Les lois de la langue répondent-elles à cette définition ? Pour le savoir, la première chose à faire, d'après ce qui vient d'être dit, c’est de séparer une fois de plus les sphères du synchronique et du diachronique. Il y a là deux problèmes qu’on ne doit pas confondre : parler de loi linguistique en général, c’est vouloir étreindre un fantôme.

Voici quelques exemples empruntés au grec, et où les « lois » des deux ordres sont confondues à dessein :

1. Les sonores aspirées de l’indo-européen sont devenues des sourdes aspirées : *dhūmosthūmós « souffle de vie », *bherōphérō « je porte », etc.

2. L’accent ne remonte jamais au delà de l’antépénultième.

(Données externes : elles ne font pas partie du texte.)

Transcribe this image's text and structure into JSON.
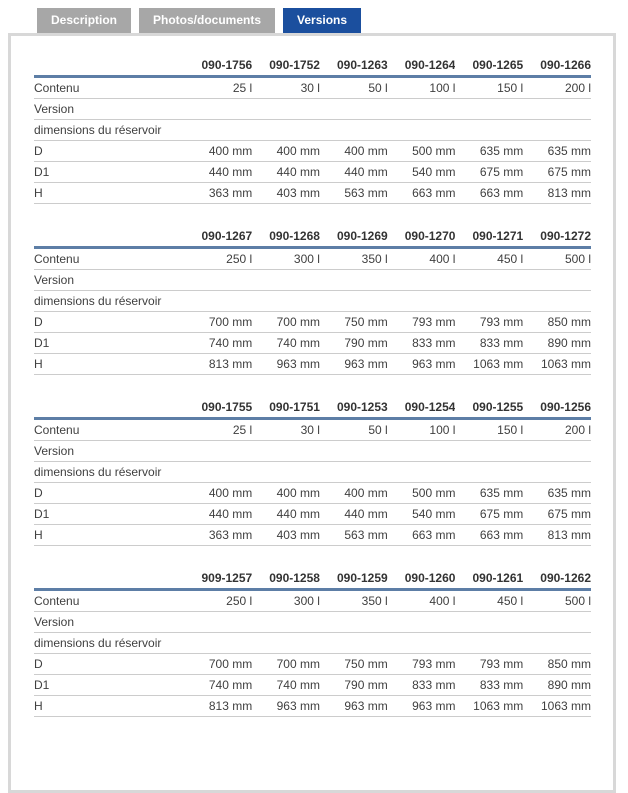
{
  "tabs": [
    {
      "label": "Description",
      "active": false
    },
    {
      "label": "Photos/documents",
      "active": false
    },
    {
      "label": "Versions",
      "active": true
    }
  ],
  "row_labels": {
    "contenu": "Contenu",
    "version": "Version",
    "dimensions": "dimensions du réservoir",
    "d": "D",
    "d1": "D1",
    "h": "H"
  },
  "tables": [
    {
      "codes": [
        "090-1756",
        "090-1752",
        "090-1263",
        "090-1264",
        "090-1265",
        "090-1266"
      ],
      "contenu": [
        "25 l",
        "30 l",
        "50 l",
        "100 l",
        "150 l",
        "200 l"
      ],
      "d": [
        "400 mm",
        "400 mm",
        "400 mm",
        "500 mm",
        "635 mm",
        "635 mm"
      ],
      "d1": [
        "440 mm",
        "440 mm",
        "440 mm",
        "540 mm",
        "675 mm",
        "675 mm"
      ],
      "h": [
        "363 mm",
        "403 mm",
        "563 mm",
        "663 mm",
        "663 mm",
        "813 mm"
      ]
    },
    {
      "codes": [
        "090-1267",
        "090-1268",
        "090-1269",
        "090-1270",
        "090-1271",
        "090-1272"
      ],
      "contenu": [
        "250 l",
        "300 l",
        "350 l",
        "400 l",
        "450 l",
        "500 l"
      ],
      "d": [
        "700 mm",
        "700 mm",
        "750 mm",
        "793 mm",
        "793 mm",
        "850 mm"
      ],
      "d1": [
        "740 mm",
        "740 mm",
        "790 mm",
        "833 mm",
        "833 mm",
        "890 mm"
      ],
      "h": [
        "813 mm",
        "963 mm",
        "963 mm",
        "963 mm",
        "1063 mm",
        "1063 mm"
      ]
    },
    {
      "codes": [
        "090-1755",
        "090-1751",
        "090-1253",
        "090-1254",
        "090-1255",
        "090-1256"
      ],
      "contenu": [
        "25 l",
        "30 l",
        "50 l",
        "100 l",
        "150 l",
        "200 l"
      ],
      "d": [
        "400 mm",
        "400 mm",
        "400 mm",
        "500 mm",
        "635 mm",
        "635 mm"
      ],
      "d1": [
        "440 mm",
        "440 mm",
        "440 mm",
        "540 mm",
        "675 mm",
        "675 mm"
      ],
      "h": [
        "363 mm",
        "403 mm",
        "563 mm",
        "663 mm",
        "663 mm",
        "813 mm"
      ]
    },
    {
      "codes": [
        "909-1257",
        "090-1258",
        "090-1259",
        "090-1260",
        "090-1261",
        "090-1262"
      ],
      "contenu": [
        "250 l",
        "300 l",
        "350 l",
        "400 l",
        "450 l",
        "500 l"
      ],
      "d": [
        "700 mm",
        "700 mm",
        "750 mm",
        "793 mm",
        "793 mm",
        "850 mm"
      ],
      "d1": [
        "740 mm",
        "740 mm",
        "790 mm",
        "833 mm",
        "833 mm",
        "890 mm"
      ],
      "h": [
        "813 mm",
        "963 mm",
        "963 mm",
        "963 mm",
        "1063 mm",
        "1063 mm"
      ]
    }
  ],
  "colors": {
    "tab_inactive": "#a7a7a7",
    "tab_active": "#1b4f9e",
    "tab_text": "#ffffff",
    "panel_border": "#d8d8d8",
    "header_rule": "#5d7ea6",
    "row_rule": "#cccccc",
    "text": "#3f3f3f"
  }
}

3. Tous les mots se terminent par une voyelle ou par s, n, r, à l’exclusion de toute autre consonne.

4. s initial devant une voyelle est devenu h (esprit rude) : *septm (latin septem) → heptá.

5. m final a été changé en n : *jugomzugón (cf. latin jugum[1]).

6. Les occlusives finales sont tombées : *gunaikgúnai, *epheretéphere, *epherontépheron.

La première de ces lois est diachronique : ce qui était dh est devenu th, etc. La seconde exprime un rapport entre l’unité du mot et l’accent, une sorte de contrat entre deux

  1. D'après MM. Meillet (Mém. de la Soc. de Lingu., IX, p. 365 et suiv.) et Gauthiot (La fin de mot en indo-européen, p. 158 et suiv.), l'indo-européen ne connaissait que -n final à l'exclusion de -m ; si l’on admet cette théorie, il suffira de formuler ainsi la loi 5 : tout -n final i. e. a été conservé en grec ; sa valeur démonstrative n'en sera pas diminuée, puisque le phénomène phonétique aboutissant à la conservation d'un état ancien est de même nature que celui qui se traduit par un changement (voir p. 200) (Ed.).